During the year we have successfully transferred £5m of adult social care services to our social enterprise provider of community health services. We have put in place a single point of access for patients where they would previously have needed to contact different teams. We have closed one of our council run residential care homes as a result of caring for more people in their own homes.
Our strategy is starting to work on the ground and we are gathering increased evidence of how this is improving the lives of our residents. We know we have much more to do to ensure services are really connected and personalised but we can see that integrating health and adult social care is starting to deliver.
Joined up commissioning
However, this is not enough. Unless we put in the same amount of effort to join up the way we commission services, at best this will slow down the innovation we need our providers to deliver, at worst it will stifle them. Working in a London borough council with a co-terminous CCG, we should have the ingredients to join up our commissioning.
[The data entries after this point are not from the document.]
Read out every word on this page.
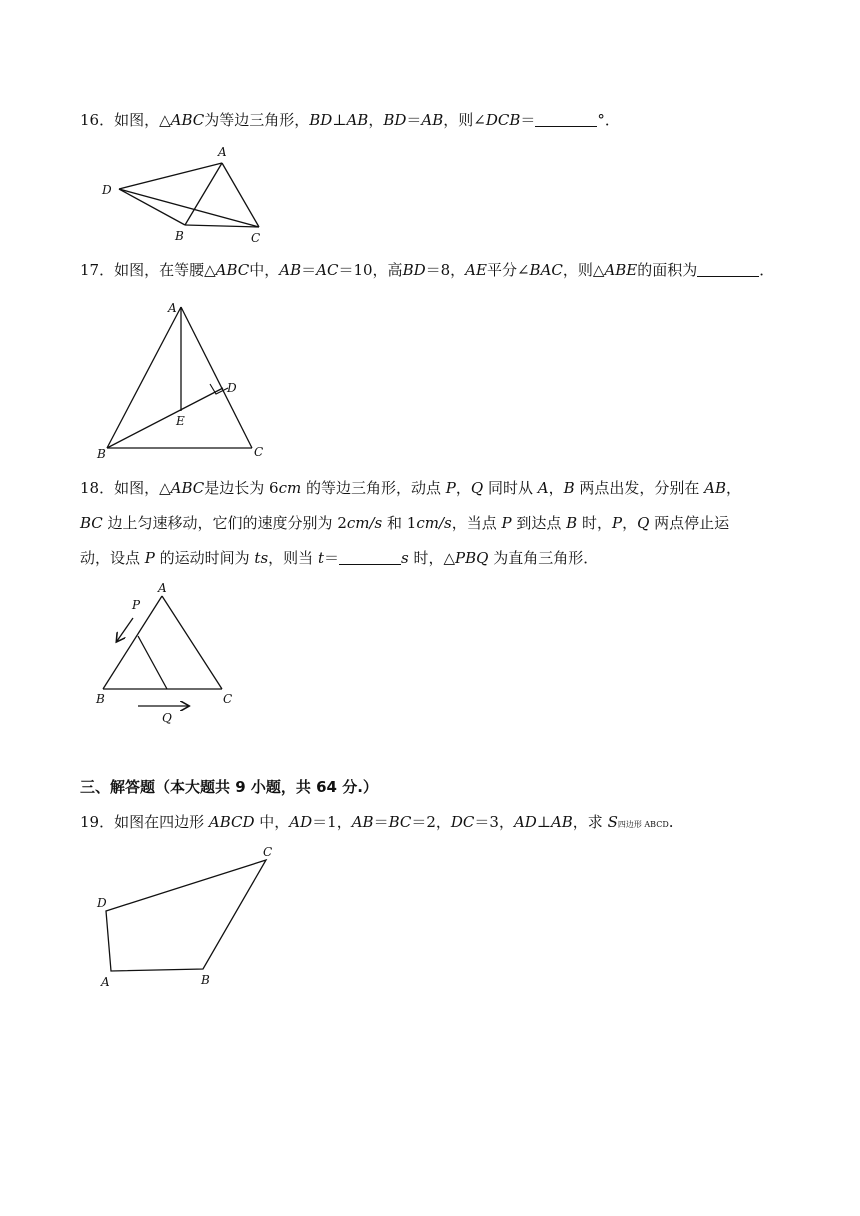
16．如图，△ABC为等边三角形，BD⊥AB，BD＝AB，则∠DCB＝	°．
17．如图，在等腰△ABC中，AB＝AC＝10，高BD＝8，AE平分∠BAC，则△ABE的面积为	．
18．如图，△ABC是边长为 6cm 的等边三角形，动点 P，Q 同时从 A，B 两点出发，分别在 AB，
BC 边上匀速移动，它们的速度分别为 2cm/s 和 1cm/s，当点 P 到达点 B 时，P，Q 两点停止运
动，设点 P 的运动时间为 ts，则当 t＝	s 时，△PBQ 为直角三角形．
三、解答题（本大题共 9 小题，共 64 分.）
19．如图在四边形 ABCD 中，AD＝1，AB＝BC＝2，DC＝3，AD⊥AB，求 S四边形 ABCD.
A
D
B	C
A
D
E
B	C
A
P
B	C
Q
C
D
A	B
Certainly the relationships between the council and the CCG are strong and there is a shared vision that we must fully integrate our commissioning. My vision is of a system where we have one governance structure; one budget; one team of staff who commission across health and social care. Our challenge is to turn this into reality and to do it quickly. We cannot take years to do this.
‘The sceptics are not going to be convinced just because I tell them this is a good idea’
At our last health and wellbeing board meeting in April, a report was approved that committed to putting some meat on the bones to establish a truly joint health and social care structure, and we are now in the process of investigating how it will work and what it will mean. We expect to make significant progress on this over the coming months.
Changes of this type call for brave leaders across health and social care, who are prepared to invest their time and energy to make it happen. But I also believe that there needs to be a solid business case that clearly demonstrates that integration as we describe it will deliver benefits for patients and financial benefits.
The evidence base for integration is not in one place, so it is difficult to find concrete examples of this delivering in practice. The sceptics are not going to be convinced just because I tell them this is a good idea, despite my fantastic persuasive ability.
Time to deliver
There are many barriers in the way but anything that involves money is a significant problem, and maybe the biggest barrier of all. I accept that the different funding systems for health and social care don’t help but there is little we can do on that score.
However, continuing to operate different payment systems across health and social care will get in the way of true integration. While payment by results does not incentivise NHS providers to manage costs down, at least this is better than for some community services and social care where payment mechanisms are almost non-existent.
We have to find a payment mechanism that incentivises providers to improve outcomes and quality while at the same time keeping costs down − but in such a way that it does not shift all the financial risk in their direction. It is not in my interest as a commissioner to bankrupt my providers.
We believe we have some learning to share but we are also keen to learn from others. We still have a way to go but we do have a clear goal and are making progress − now we just need to make sure we deliver.